Mais derrière l’effet d’annonce, une question s’impose : la Guinée est-elle prête pour un tel saut ?
Car Simandou, dans sa version « 2040 », ne se limite plus à l’exploitation du fer. Le projet se veut désormais structurant, presque civilisationnel. Il redessine le territoire, reconfigure les villes et impose une nouvelle lecture du développement. Pour le ministre de l’Urbanisme, l’équation est simple : pas de transformation économique sans urbanisation maîtrisée.
D’où cette volonté affichée de repenser entièrement l’espace national. Cartographie intégrale, prises de vue aériennes, modernisation du cadastre… Le corridor devient un laboratoire grandeur nature. Une bande stratégique où se dessinent déjà les contours de futures villes, de zones industrielles et de pôles économiques.
Mais attention : bâtir des villes ne suffit pas à créer une économie.
Le discours officiel mise sur un effet d’entraînement. Le corridor Simandou serait un catalyseur capable d’attirer des industries, de fixer les jeunes talents et de structurer un tissu économique durable. À cela s’ajoute une planification foncière ambitieuse : réserver des espaces pour l’agriculture, les télécommunications, le numérique et les activités productives.

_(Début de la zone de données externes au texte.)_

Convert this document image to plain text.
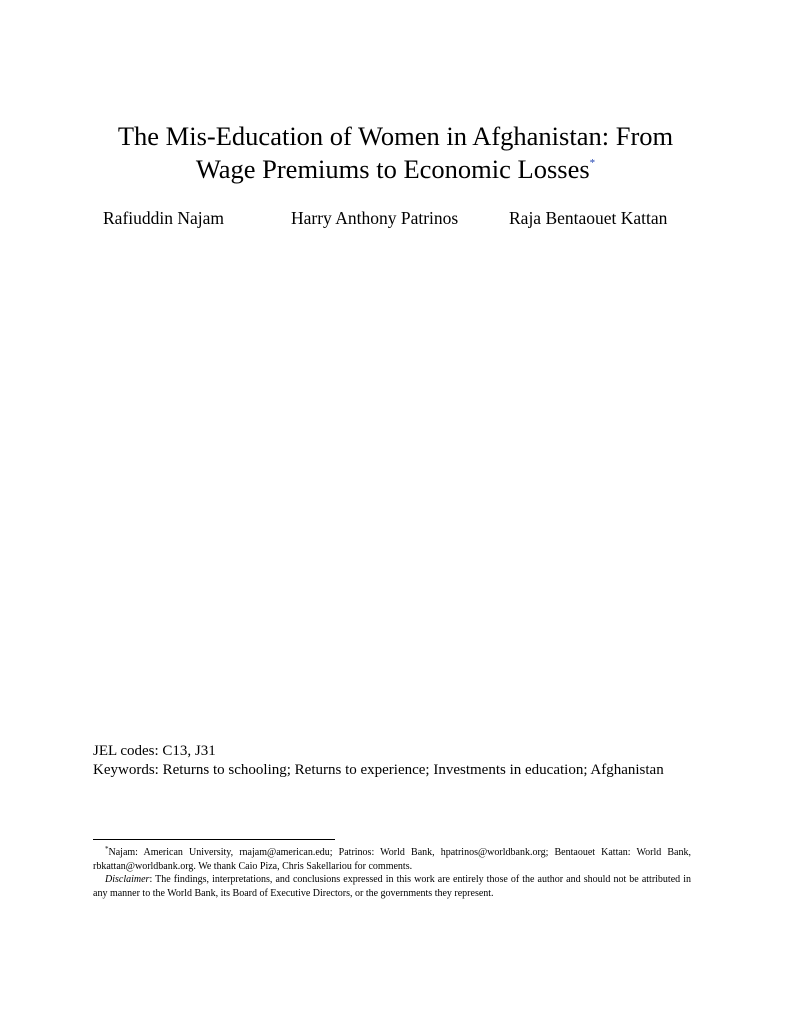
The Mis-Education of Women in Afghanistan: From
Wage Premiums to Economic Losses*
Rafiuddin Najam	Harry Anthony Patrinos	Raja Bentaouet Kattan
JEL codes: C13, J31
Keywords: Returns to schooling; Returns to experience; Investments in education; Afghanistan

*Najam: American University, rnajam@american.edu; Patrinos: World Bank, hpatrinos@worldbank.org; Bentaouet Kattan: World Bank, rbkattan@worldbank.org. We thank Caio Piza, Chris Sakellariou for comments.

Disclaimer: The findings, interpretations, and conclusions expressed in this work are entirely those of the author and should not be attributed in any manner to the World Bank, its Board of Executive Directors, or the governments they represent.
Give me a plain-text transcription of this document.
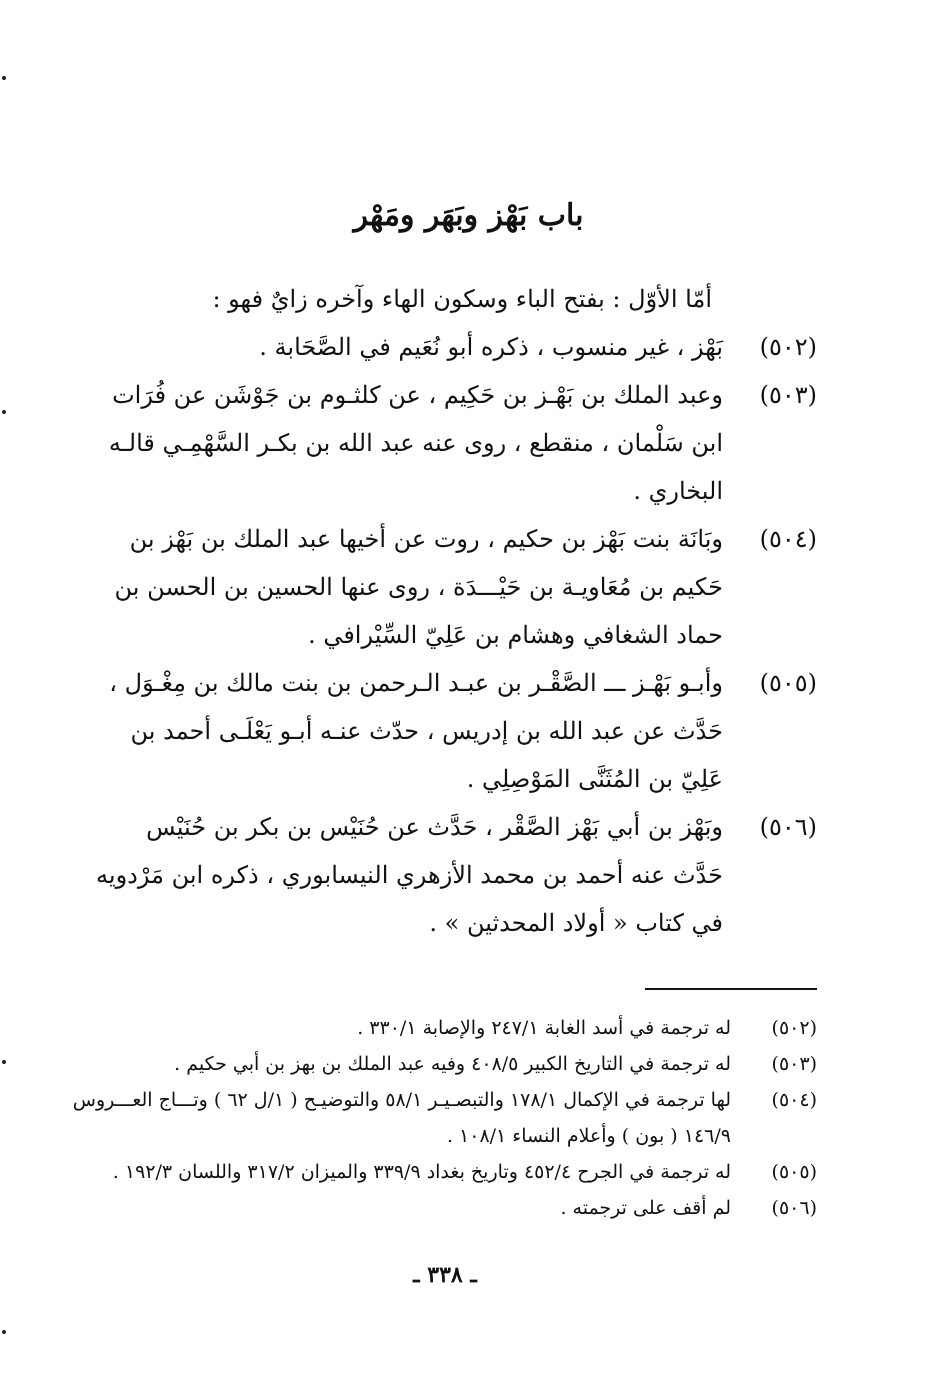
باب بَهْز وبَهَر ومَهْر
أمّا الأوّل : بفتح الباء وسكون الهاء وآخره زايٌ فهو :
(٥٠٢)
بَهْز ، غير منسوب ، ذكره أبو نُعَيم في الصَّحَابة .
(٥٠٣)
وعبد الملك بن بَهْـز بن حَكِيم ، عن كلثـوم بن جَوْشَن عن فُرَات
ابن سَلْمان ، منقطع ، روى عنه عبد الله بن بكـر السَّهْمِـي قالـه
البخاري .
(٥٠٤)
وبَانَة بنت بَهْز بن حكيم ، روت عن أخيها عبد الملك بن بَهْز بن
حَكيم بن مُعَاويـة بن حَيْـــدَة ، روى عنها الحسين بن الحسن بن
حماد الشغافي وهشام بن عَلِيّ السِّيْرافي .
(٥٠٥)
وأبـو بَهْـز ـــ الصَّقْـر بن عبـد الـرحمن بن بنت مالك بن مِغْـوَل ،
حَدَّث عن عبد الله بن إدريس ، حدّث عنـه أبـو يَعْلَـى أحمد بن
عَلِيّ بن المُثَنَّى المَوْصِلِي .
(٥٠٦)
وبَهْز بن أبي بَهْز الصَّقْر ، حَدَّث عن حُنَيْس بن بكر بن حُنَيْس
حَدَّث عنه أحمد بن محمد الأزهري النيسابوري ، ذكره ابن مَرْدويه
في كتاب « أولاد المحدثين » .
(٥٠٢)
له ترجمة في أسد الغابة ٢٤٧/١ والإصابة ٣٣٠/١ .
(٥٠٣)
له ترجمة في التاريخ الكبير ٤٠٨/٥ وفيه عبد الملك بن بهز بن أبي حكيم .
(٥٠٤)
لها ترجمة في الإكمال ١٧٨/١ والتبصـيـر ٥٨/١ والتوضيـح ( ١/ل ٦٢ ) وتـــاج العـــروس
١٤٦/٩ ( بون ) وأعلام النساء ١٠٨/١ .
(٥٠٥)
له ترجمة في الجرح ٤٥٢/٤ وتاريخ بغداد ٣٣٩/٩ والميزان ٣١٧/٢ واللسان ١٩٢/٣ .
(٥٠٦)
لم أقف على ترجمته .
ـ ٣٣٨ ـ
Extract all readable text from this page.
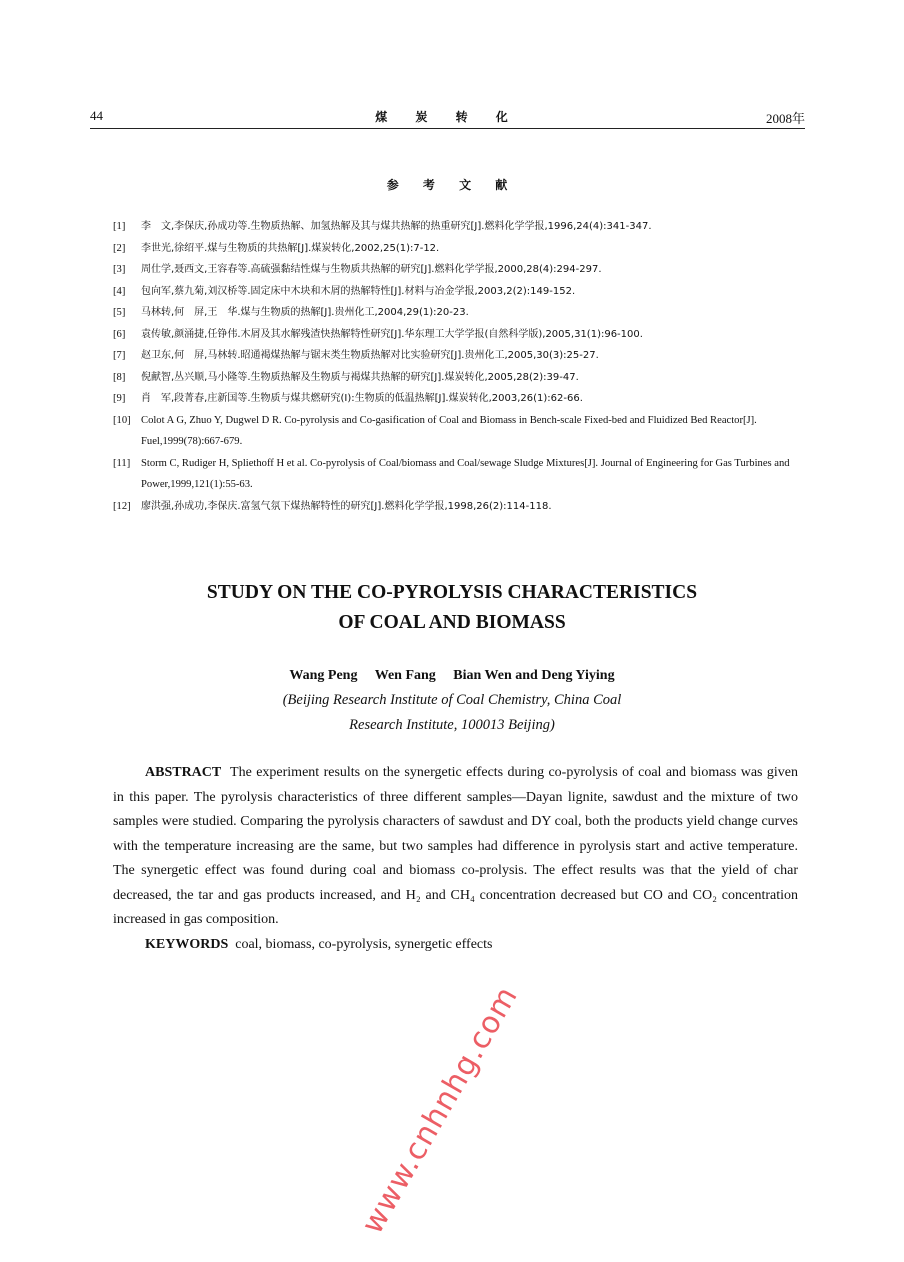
44	煤 炭 转 化	2008年
参 考 文 献
[1]	李　文,李保庆,孙成功等.生物质热解、加氢热解及其与煤共热解的热重研究[J].燃料化学学报,1996,24(4):341-347.
[2]	李世光,徐绍平.煤与生物质的共热解[J].煤炭转化,2002,25(1):7-12.
[3]	周仕学,聂西文,王容春等.高硫强黏结性煤与生物质共热解的研究[J].燃料化学学报,2000,28(4):294-297.
[4]	包向军,蔡九菊,刘汉桥等.固定床中木块和木屑的热解特性[J].材料与冶金学报,2003,2(2):149-152.
[5]	马林转,何　屏,王　华.煤与生物质的热解[J].贵州化工,2004,29(1):20-23.
[6]	袁传敏,颜涌捷,任铮伟.木屑及其水解残渣快热解特性研究[J].华东理工大学学报(自然科学版),2005,31(1):96-100.
[7]	赵卫东,何　屏,马林转.昭通褐煤热解与锯末类生物质热解对比实验研究[J].贵州化工,2005,30(3):25-27.
[8]	倪献智,丛兴顺,马小隆等.生物质热解及生物质与褐煤共热解的研究[J].煤炭转化,2005,28(2):39-47.
[9]	肖　军,段菁春,庄新国等.生物质与煤共燃研究(Ⅰ):生物质的低温热解[J].煤炭转化,2003,26(1):62-66.
[10] Colot A G, Zhuo Y, Dugwel D R. Co-pyrolysis and Co-gasification of Coal and Biomass in Bench-scale Fixed-bed and Fluidized Bed Reactor[J]. Fuel,1999(78):667-679.
[11]	Storm C, Rudiger H, Spliethoff H et al. Co-pyrolysis of Coal/biomass and Coal/sewage Sludge Mixtures[J]. Journal of Engineering for Gas Turbines and Power,1999,121(1):55-63.
[12]	廖洪强,孙成功,李保庆.富氢气氛下煤热解特性的研究[J].燃料化学学报,1998,26(2):114-118.
STUDY ON THE CO-PYROLYSIS CHARACTERISTICS
OF COAL AND BIOMASS
Wang Peng　 Wen Fang　 Bian Wen and Deng Yiying
(Beijing Research Institute of Coal Chemistry, China Coal
Research Institute, 100013 Beijing)
ABSTRACT The experiment results on the synergetic effects during co-pyrolysis of coal and biomass was given in this paper. The pyrolysis characteristics of three different samples—Dayan lignite, sawdust and the mixture of two samples were studied. Comparing the pyrolysis characters of sawdust and DY coal, both the products yield change curves with the temperature increasing are the same, but two samples had difference in pyrolysis start and active temperature. The synergetic effect was found during coal and biomass co-prolysis. The effect results was that the yield of char decreased, the tar and gas products increased, and H₂ and CH₄ concentration decreased but CO and CO₂ concentration increased in gas composition.
KEYWORDS coal, biomass, co-pyrolysis, synergetic effects
www.cnhnhg.com
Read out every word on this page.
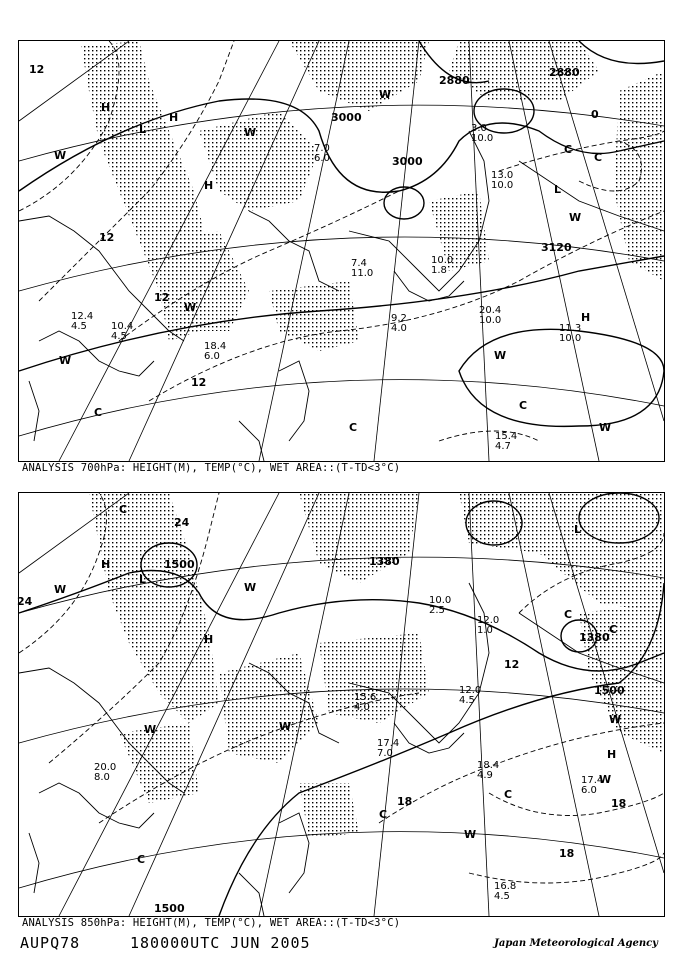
2880
2880
3000
3000
3120
12
12
12
12
0
W
W
W
W
W
W
W
W
C
C
C
C
C
L
L
H
H
H
H
20.4
10.0
11.3
10.0
15.4
4.7
12.4
4.5
18.4
6.0
10.4
4.5
9.2
4.0
7.4
11.0
10.0
1.8
7.0
6.0
3.0
10.0
13.0
10.0
ANALYSIS 700hPa: HEIGHT(M), TEMP(°C), WET AREA::(T-TD<3°C)
1500
1500
1500
1380
1380
18
18
18
12
24
24
W	W
W
W
W
W
W
C
C
C
C
C
C
L
L
H
H
H
18.4
4.9	17.4
6.0
16.8
4.5
20.0
8.0
17.4
7.0
15.6
4.0
12.0
4.5
10.0
2.5
12.0
1.0
ANALYSIS 850hPa: HEIGHT(M), TEMP(°C), WET AREA::(T-TD<3°C)
AUPQ78	180000UTC JUN 2005	Japan Meteorological Agency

Sur le papier, tout y est. Vision, outils, ambition.
Dans la réalité, les défis restent vertigineux.
Car transformer un corridor minier en moteur d’émergence suppose bien plus que des cartes et des projections. Cela exige une gouvernance rigoureuse, une sécurisation du foncier, des infrastructures fiables, et surtout une capacité à éviter les dérives classiques : spéculation, urbanisation anarchique, exclusion sociale.
Le chiffre de 150 milliards, lui, agit comme un horizon. Un cap politique autant qu’un instrument de mobilisation. Mais il pose aussi une responsabilité : celle de ne pas transformer l’espoir en désillusion.
Simandou peut-il devenir le socle d’une Guinée émergente ? Peut-être. À condition que le rêve soit encadré, planifié et surtout partagé.
Car entre la promesse et la réalité, il y a toujours ce territoire invisible où beaucoup de projets africains se perdent : celui de l’exécution.